E, na hora em que escrevo, desabrocha a bronca com a nova secretária de Estado do Tesouro, Alexandra Reis, que recebeu da TAP uma indemnização de quinhentos mil euros. Entretanto, passou pela presidência da NAV, onde se manteve apenas por cinco meses, até, há cerca de um mês ter tomado posse no Ministério das Finanças. Sob uma chuva de perguntas e de críticas, sob o peso de um choque coletivo, Fernando Medina, o ministro das Finanças, viu-se forçado a demiti-la (deixemo-nos de eufemismos). Assim caiu a última vítima deste governo de “casos e casinhos”. E já vão oito … em nove meses!
Senhor Primeiro-Ministro: permita-me, na minha ingenuidade de cidadão distante dos corredores do poder, que lhe dê um conselho porventura útil para os tempos que aí vêm. Mantenha, Senhor Dr. António Costa, os olhos bem abertos para registar as presenças mais exuberantes de alguns dos membros do seu governo, ministro(a)s e secretário(a)s de Estado, observando e tomando boa nota do auto-convencimento que exibam, as “gorduras” que nada têm a ver com as guloseimas do Natal. Evite laurear os “egos impantes”, achar graça e promover avanços à boca de cena de novatos ou recém-chegados sem lhes saber, clarinhos, a história e o feitio. Opte por gente mais simples, mais trabalhadora e modesta. E, já agora, desconfie dos “lambe-botas” e dos especialistas em intrigas palacianas.
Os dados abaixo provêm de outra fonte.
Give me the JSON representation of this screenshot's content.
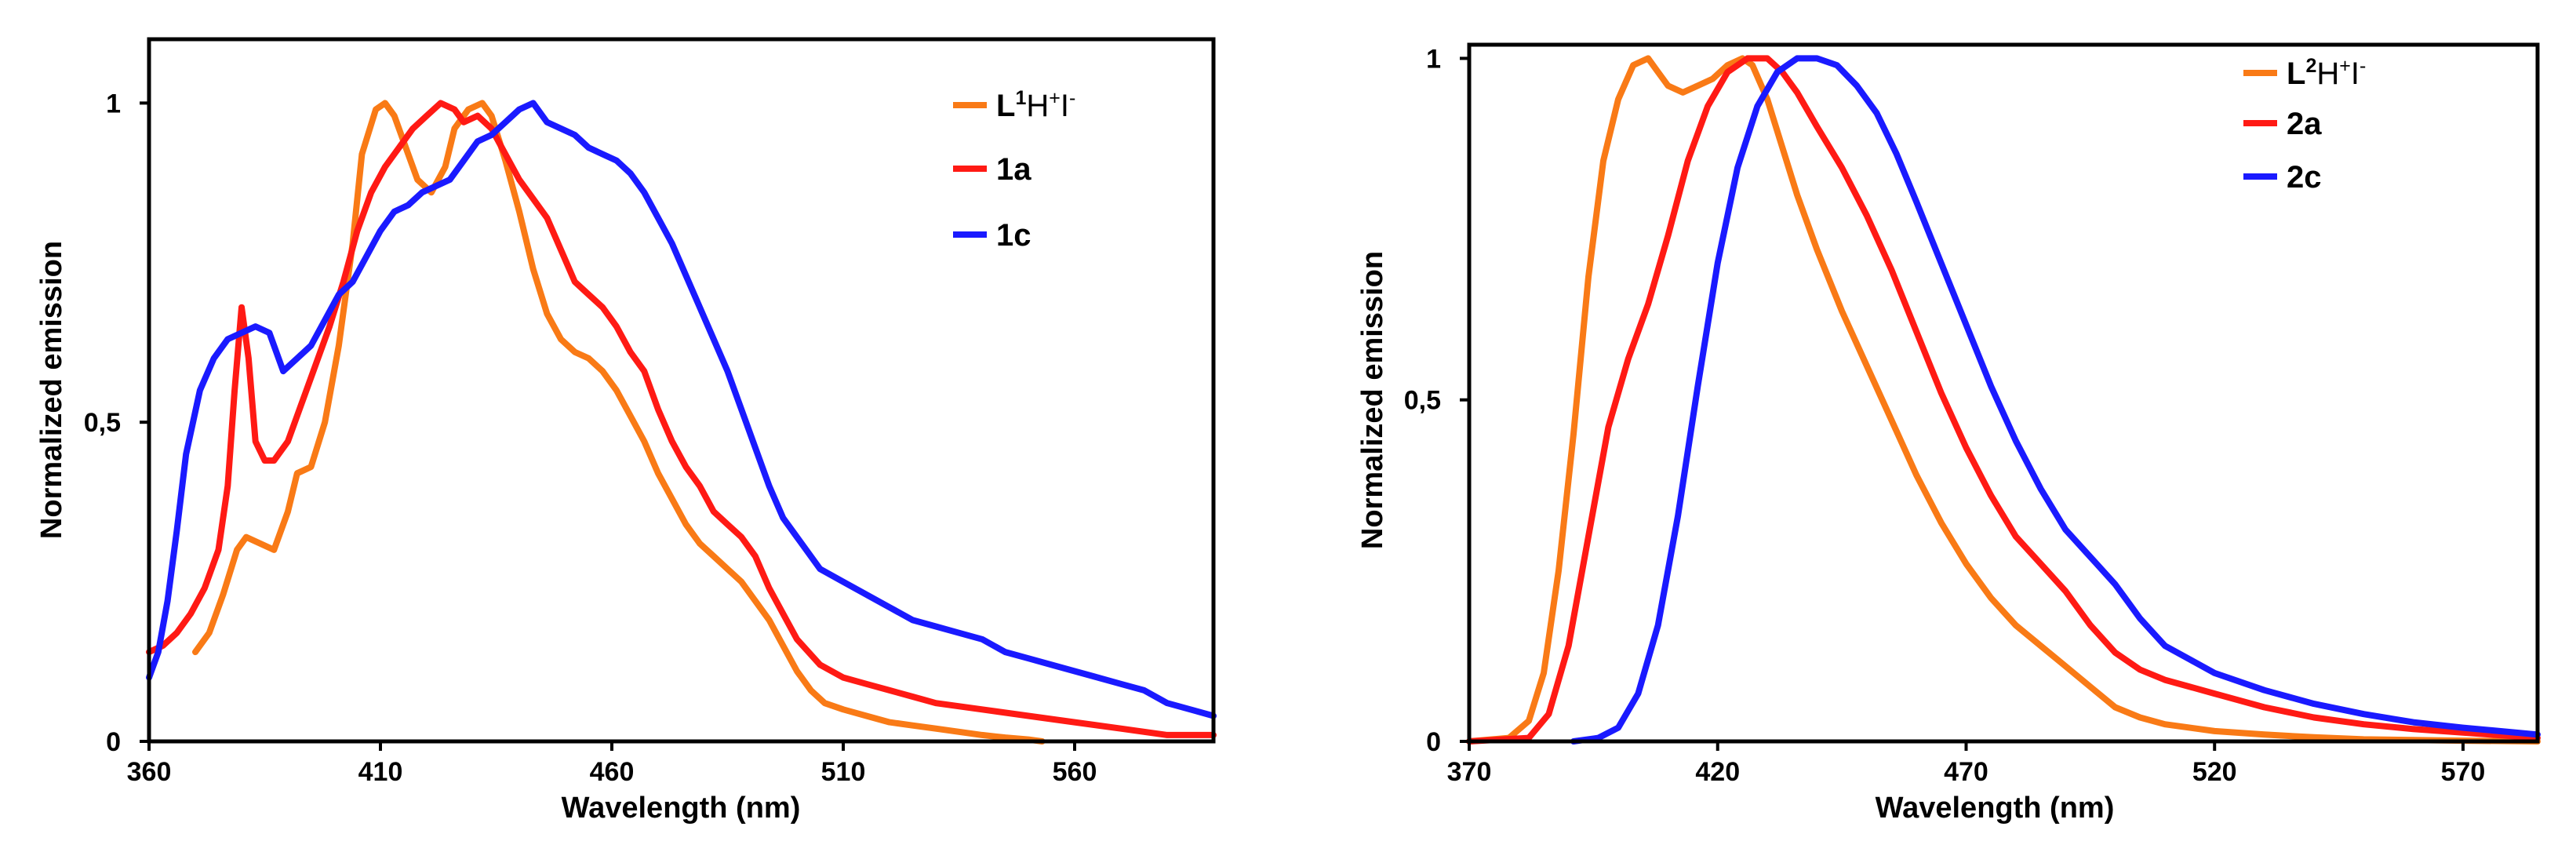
{
  "chart_data": [
    {
      "type": "line",
      "xlabel": "Wavelength (nm)",
      "ylabel": "Normalized emission",
      "xlim": [
        360,
        590
      ],
      "ylim": [
        0,
        1.1
      ],
      "xticks": [
        "360",
        "410",
        "460",
        "510",
        "560"
      ],
      "xtick_values": [
        360,
        410,
        460,
        510,
        560
      ],
      "yticks": [
        "0",
        "0,5",
        "1"
      ],
      "ytick_values": [
        0,
        0.5,
        1
      ],
      "grid": false,
      "legend_position": "top-right",
      "series": [
        {
          "name": "L1H+I-",
          "label_base": "L",
          "label_sup1": "1",
          "label_mid": "H",
          "label_sup2": "+",
          "label_end": "I",
          "label_sup3": "-",
          "color": "#F97A16",
          "x": [
            370,
            373,
            376,
            379,
            381,
            384,
            387,
            390,
            392,
            395,
            398,
            401,
            404,
            406,
            409,
            411,
            413,
            416,
            418,
            421,
            424,
            426,
            429,
            432,
            434,
            437,
            440,
            443,
            446,
            449,
            452,
            455,
            458,
            461,
            464,
            467,
            470,
            473,
            476,
            479,
            482,
            485,
            488,
            491,
            494,
            497,
            500,
            503,
            506,
            510,
            515,
            520,
            525,
            530,
            535,
            540,
            545,
            550,
            553
          ],
          "y": [
            0.14,
            0.17,
            0.23,
            0.3,
            0.32,
            0.31,
            0.3,
            0.36,
            0.42,
            0.43,
            0.5,
            0.62,
            0.78,
            0.92,
            0.99,
            1.0,
            0.98,
            0.92,
            0.88,
            0.86,
            0.9,
            0.96,
            0.99,
            1.0,
            0.98,
            0.91,
            0.83,
            0.74,
            0.67,
            0.63,
            0.61,
            0.6,
            0.58,
            0.55,
            0.51,
            0.47,
            0.42,
            0.38,
            0.34,
            0.31,
            0.29,
            0.27,
            0.25,
            0.22,
            0.19,
            0.15,
            0.11,
            0.08,
            0.06,
            0.05,
            0.04,
            0.03,
            0.025,
            0.02,
            0.015,
            0.01,
            0.006,
            0.003,
            0.0
          ]
        },
        {
          "name": "1a",
          "color": "#FF1A14",
          "x": [
            360,
            363,
            366,
            369,
            372,
            375,
            377,
            378.5,
            380,
            381.5,
            383,
            385,
            387,
            390,
            393,
            396,
            399,
            402,
            405,
            408,
            411,
            414,
            417,
            420,
            423,
            426,
            428,
            431,
            434,
            437,
            440,
            443,
            446,
            449,
            452,
            455,
            458,
            461,
            464,
            467,
            470,
            473,
            476,
            479,
            482,
            485,
            488,
            491,
            494,
            497,
            500,
            505,
            510,
            515,
            520,
            525,
            530,
            540,
            550,
            560,
            570,
            580,
            590
          ],
          "y": [
            0.14,
            0.15,
            0.17,
            0.2,
            0.24,
            0.3,
            0.4,
            0.55,
            0.68,
            0.6,
            0.47,
            0.44,
            0.44,
            0.47,
            0.53,
            0.59,
            0.65,
            0.72,
            0.8,
            0.86,
            0.9,
            0.93,
            0.96,
            0.98,
            1.0,
            0.99,
            0.97,
            0.98,
            0.96,
            0.92,
            0.88,
            0.85,
            0.82,
            0.77,
            0.72,
            0.7,
            0.68,
            0.65,
            0.61,
            0.58,
            0.52,
            0.47,
            0.43,
            0.4,
            0.36,
            0.34,
            0.32,
            0.29,
            0.24,
            0.2,
            0.16,
            0.12,
            0.1,
            0.09,
            0.08,
            0.07,
            0.06,
            0.05,
            0.04,
            0.03,
            0.02,
            0.01,
            0.01
          ]
        },
        {
          "name": "1c",
          "color": "#1A1AFF",
          "x": [
            360,
            362,
            364,
            366,
            368,
            371,
            374,
            377,
            380,
            383,
            386,
            389,
            392,
            395,
            398,
            401,
            404,
            407,
            410,
            413,
            416,
            419,
            422,
            425,
            428,
            431,
            434,
            437,
            440,
            443,
            446,
            449,
            452,
            455,
            458,
            461,
            464,
            467,
            470,
            473,
            476,
            479,
            482,
            485,
            488,
            491,
            494,
            497,
            500,
            505,
            510,
            515,
            520,
            525,
            530,
            535,
            540,
            545,
            550,
            555,
            560,
            565,
            570,
            575,
            580,
            585,
            590
          ],
          "y": [
            0.1,
            0.14,
            0.22,
            0.33,
            0.45,
            0.55,
            0.6,
            0.63,
            0.64,
            0.65,
            0.64,
            0.58,
            0.6,
            0.62,
            0.66,
            0.7,
            0.72,
            0.76,
            0.8,
            0.83,
            0.84,
            0.86,
            0.87,
            0.88,
            0.91,
            0.94,
            0.95,
            0.97,
            0.99,
            1.0,
            0.97,
            0.96,
            0.95,
            0.93,
            0.92,
            0.91,
            0.89,
            0.86,
            0.82,
            0.78,
            0.73,
            0.68,
            0.63,
            0.58,
            0.52,
            0.46,
            0.4,
            0.35,
            0.32,
            0.27,
            0.25,
            0.23,
            0.21,
            0.19,
            0.18,
            0.17,
            0.16,
            0.14,
            0.13,
            0.12,
            0.11,
            0.1,
            0.09,
            0.08,
            0.06,
            0.05,
            0.04
          ]
        }
      ]
    },
    {
      "type": "line",
      "xlabel": "Wavelength (nm)",
      "ylabel": "Normalized emission",
      "xlim": [
        370,
        585
      ],
      "ylim": [
        0,
        1.02
      ],
      "xticks": [
        "370",
        "420",
        "470",
        "520",
        "570"
      ],
      "xtick_values": [
        370,
        420,
        470,
        520,
        570
      ],
      "yticks": [
        "0",
        "0,5",
        "1"
      ],
      "ytick_values": [
        0,
        0.5,
        1
      ],
      "grid": false,
      "legend_position": "top-right",
      "series": [
        {
          "name": "L2H+I-",
          "label_base": "L",
          "label_sup1": "2",
          "label_mid": "H",
          "label_sup2": "+",
          "label_end": "I",
          "label_sup3": "-",
          "color": "#F97A16",
          "x": [
            370,
            378,
            382,
            385,
            388,
            391,
            394,
            397,
            400,
            403,
            406,
            408,
            410,
            413,
            416,
            419,
            422,
            425,
            427,
            430,
            433,
            436,
            440,
            445,
            450,
            455,
            460,
            465,
            470,
            475,
            480,
            485,
            490,
            495,
            500,
            505,
            510,
            520,
            530,
            540,
            550,
            560,
            570,
            585
          ],
          "y": [
            0.0,
            0.005,
            0.03,
            0.1,
            0.25,
            0.45,
            0.68,
            0.85,
            0.94,
            0.99,
            1.0,
            0.98,
            0.96,
            0.95,
            0.96,
            0.97,
            0.99,
            1.0,
            0.99,
            0.94,
            0.87,
            0.8,
            0.72,
            0.63,
            0.55,
            0.47,
            0.39,
            0.32,
            0.26,
            0.21,
            0.17,
            0.14,
            0.11,
            0.08,
            0.05,
            0.035,
            0.025,
            0.015,
            0.01,
            0.006,
            0.003,
            0.002,
            0.001,
            0.0
          ]
        },
        {
          "name": "2a",
          "color": "#FF1A14",
          "x": [
            370,
            382,
            386,
            390,
            394,
            398,
            402,
            406,
            410,
            414,
            418,
            422,
            426,
            430,
            433,
            436,
            440,
            445,
            450,
            455,
            460,
            465,
            470,
            475,
            480,
            485,
            490,
            495,
            500,
            505,
            510,
            520,
            530,
            540,
            550,
            560,
            570,
            585
          ],
          "y": [
            0.0,
            0.005,
            0.04,
            0.14,
            0.3,
            0.46,
            0.56,
            0.64,
            0.74,
            0.85,
            0.93,
            0.98,
            1.0,
            1.0,
            0.98,
            0.95,
            0.9,
            0.84,
            0.77,
            0.69,
            0.6,
            0.51,
            0.43,
            0.36,
            0.3,
            0.26,
            0.22,
            0.17,
            0.13,
            0.105,
            0.09,
            0.07,
            0.05,
            0.035,
            0.025,
            0.018,
            0.013,
            0.005
          ]
        },
        {
          "name": "2c",
          "color": "#1A1AFF",
          "x": [
            391,
            396,
            400,
            404,
            408,
            412,
            416,
            420,
            424,
            428,
            432,
            436,
            440,
            444,
            448,
            452,
            456,
            460,
            465,
            470,
            475,
            480,
            485,
            490,
            495,
            500,
            505,
            510,
            515,
            520,
            530,
            540,
            550,
            560,
            570,
            585
          ],
          "y": [
            0.0,
            0.005,
            0.02,
            0.07,
            0.17,
            0.33,
            0.52,
            0.7,
            0.84,
            0.93,
            0.98,
            1.0,
            1.0,
            0.99,
            0.96,
            0.92,
            0.86,
            0.79,
            0.7,
            0.61,
            0.52,
            0.44,
            0.37,
            0.31,
            0.27,
            0.23,
            0.18,
            0.14,
            0.12,
            0.1,
            0.075,
            0.055,
            0.04,
            0.028,
            0.02,
            0.01
          ]
        }
      ]
    }
  ]
}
É evidente que males como estes não são exclusivos do seu partido, onde há, aliás, bons exemplos de gente recomendável e exemplar. Querem mais um nome, além dos que dei acima? Pois aí está o de Mariana Vieira da Silva, abelhinha obreira e discreta, trabalhadora infatigável e pessoa credível. Mas o exemplo tem de vir de cima…(e ela é gentil mas baixinha…)
Mas depois de tanta conversa, quem é, afinal, a minha figura portuguesa do ano? Tudo visto e pesado, tudo medido pela métrica do meu uso, tenho de sair do universo dos políticos. E assim, numa respiração mais ampla e mais sã, inclino-me para o Cardeal José Tolentino Mendonça, intelectual de primeira água, homem de bem, que dignifica a Igreja e o País, que dele muito tem ainda a esperar, um ilhéu que se fez ao Mundo na barca da Fé. Um homem de futuro e para o futuro.
Que Deus o ajude e que a gente de boa vontade o possa ter como exemplo!